Friday, October 2, 2009

Feast of the Guardian Angels


(Angels Swinging Censers, ca. 1170. French; Made in Troyes. Pot-metal, white glass, vitreous paint, silver stain; 18 1/2 x 17 5/16 in. (47 x 44 cm). Gift of Ella Brummer, in memory of her husband, Ernest Brummer, 1977 (1977.346.1) Metropolitan Museum of Art, New York City, NY.)

Today is the Feast of the Guardian Angels, the patronal feast day of my parish.
St. John Chrysostom in his Homilies on the Epistle to the Hebrews (ca. 403 A.D.) talks about angels:

“Are they not all ministering spirits, sent forth to minister for them who shall be heirs of salvation?” [Hebrews 1:14.] What marvel (saith he) if they minister to the Son, when they minister even to our salvation? See how he lifts up their minds, and shows the great honor which God has for us, since He has assigned to Angels who are above us this ministration on our behalf. As if one should say, for this purpose (saith he) He employs them; this is the office of Angels, to minister to God for our salvation. So that it is an angelical work, to do all for the salvation of the brethren: or rather it is the work of Christ Himself, for He indeed saves as Lord, but they as servants. And we, though servants are yet Angels’ fellow-servants. Why gaze ye so earnestly on the Angels (saith he)? They are servants of the Son of God, and are sent many ways for our sakes, and minister to our salvation. And so they are partners in service with us.

Consider ye how he ascribes no great difference to the kinds of creatures. And yet the space between angels and men is great; nevertheless he brings them down near to us, all but saying, For us they labor, for our sake they run to and fro: on us, as one might say, they wait. This is their ministry, for our sake to be sent every way.

And of these examples both the Old [Testament] is full, and the New. For when Angels bring glad tidings to the shepherds, or to Mary, or to Joseph; when they sit at the sepulcher, when they are sent to say to the disciples, “Ye men of Galilee, why stand ye gazing up into heaven?” ( Acts i. 11 ), when they release Peter out of the prison, when they discourse with Philip, consider how great the honor is; when God sends His Angels for ministers as to friends; when to Cornelius [an Angel] appears, when [an Angel] brings forth all the apostles from the prison, and says, “Go, stand and speak in the temple to the people the words of this life” ( Acts v. 20 ); and to Paul himself also an Angel appears. Dost thou see that they minister to us on God’s behalf, and that they minister to us in the greatest matters? wherefore Paul saith, “All things are yours, whether life or death, or the world, or things present, or things to come.” ( 1 Cor. iii. 22.)

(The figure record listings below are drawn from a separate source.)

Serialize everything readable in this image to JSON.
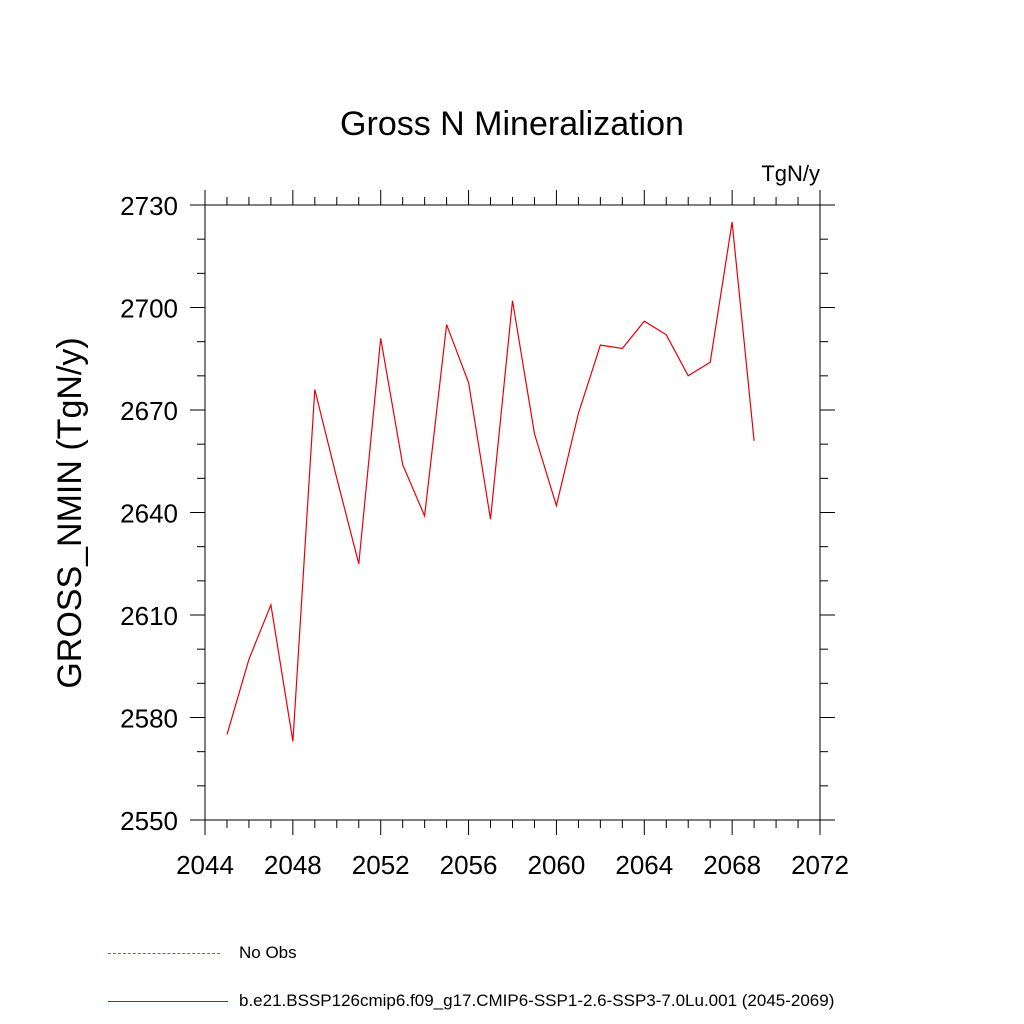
{
  "chart_data": {
    "type": "line",
    "title": "Gross N Mineralization",
    "units_label": "TgN/y",
    "ylabel": "GROSS_NMIN  (TgN/y)",
    "xlabel": "",
    "xlim": [
      2044,
      2072
    ],
    "ylim": [
      2550,
      2730
    ],
    "xticks": [
      2044,
      2048,
      2052,
      2056,
      2060,
      2064,
      2068,
      2072
    ],
    "yticks": [
      2550,
      2580,
      2610,
      2640,
      2670,
      2700,
      2730
    ],
    "x_minor_step": 1,
    "y_minor_step": 10,
    "grid": false,
    "series": [
      {
        "name": "b.e21.BSSP126cmip6.f09_g17.CMIP6-SSP1-2.6-SSP3-7.0Lu.001 (2045-2069)",
        "color": "#e8000b",
        "style": "solid",
        "x": [
          2045,
          2046,
          2047,
          2048,
          2049,
          2050,
          2051,
          2052,
          2053,
          2054,
          2055,
          2056,
          2057,
          2058,
          2059,
          2060,
          2061,
          2062,
          2063,
          2064,
          2065,
          2066,
          2067,
          2068,
          2069
        ],
        "y": [
          2575,
          2597,
          2613,
          2573,
          2676,
          2650,
          2625,
          2691,
          2654,
          2639,
          2695,
          2678,
          2638,
          2702,
          2663,
          2642,
          2669,
          2689,
          2688,
          2696,
          2692,
          2680,
          2684,
          2725,
          2661
        ]
      }
    ]
  },
  "legend": {
    "items": [
      {
        "label": "No Obs",
        "color": "#6a5acd",
        "style": "dashed"
      },
      {
        "label": "b.e21.BSSP126cmip6.f09_g17.CMIP6-SSP1-2.6-SSP3-7.0Lu.001 (2045-2069)",
        "color": "#e8000b",
        "style": "solid"
      }
    ]
  }
}
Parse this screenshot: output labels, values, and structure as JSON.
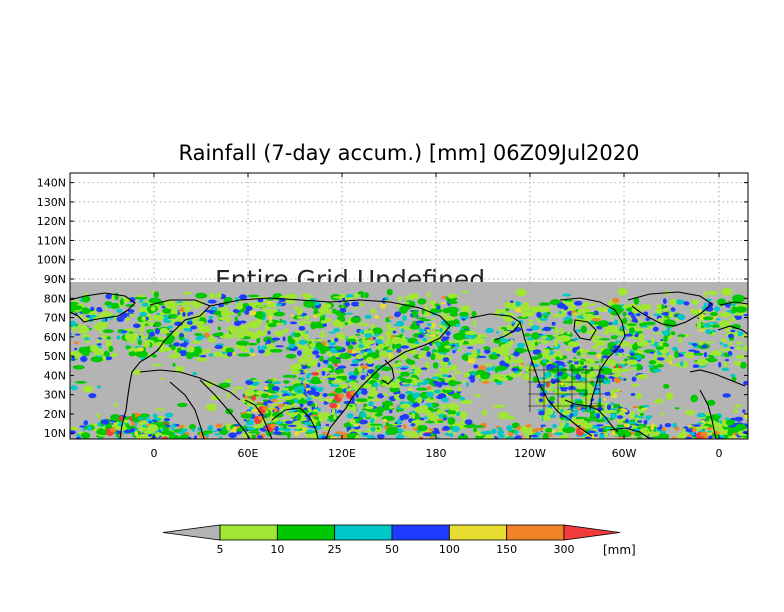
{
  "title": "Rainfall (7-day accum.) [mm] 06Z09Jul2020",
  "overlay_text": "Entire Grid Undefined",
  "map": {
    "lat_labels": [
      "140N",
      "130N",
      "120N",
      "110N",
      "100N",
      "90N",
      "80N",
      "70N",
      "60N",
      "50N",
      "40N",
      "30N",
      "20N",
      "10N"
    ],
    "lon_labels": [
      "0",
      "60E",
      "120E",
      "180",
      "120W",
      "60W",
      "0"
    ],
    "ocean_color": "#b4b4b4",
    "land_color": "#b4b4b4",
    "coast_color": "#000000"
  },
  "legend": {
    "unit": "[mm]",
    "labels": [
      "5",
      "10",
      "25",
      "50",
      "100",
      "150",
      "300"
    ],
    "colors": [
      "#b4b4b4",
      "#a0e632",
      "#00c800",
      "#00c8c8",
      "#1e3cff",
      "#e6dc32",
      "#f08228",
      "#f03c3c"
    ]
  }
}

Well then the Son also was sent, but not as a servant, nor as a minister, but as a Son, and Only-Begotten, and desiring the same things with the Father. Rather indeed, He was not “sent”: for He did not pass from place to place, but took on Him flesh: whereas these change their places, and leaving those in which they were before, so come to others in which they were not.

And by this again he incidentally encourages them, saying, What fear ye? Angels are ministering to us. (Homily 3, Section 4)
(Available at Christian Classics Ethereal Library)

St. John has so many meaningful things to say here. It is good to think of ourselves as "heirs of salvation" -- not so that it leads us to presumption, but that it feeds us with hope. "...this is the office of Angels, to minister to God for our salvation" -- the word translated as "office" is the same Greek word from which the English word "liturgy" comes (λειτουργία [leitourgia]). We are told that we are doing "angelic work" when we work for the salvation of others; like angels, we have an important "ev-angelizing" role. Like angels, we are servants. I particularly like the last part: "What fear ye? Angels are ministering to us."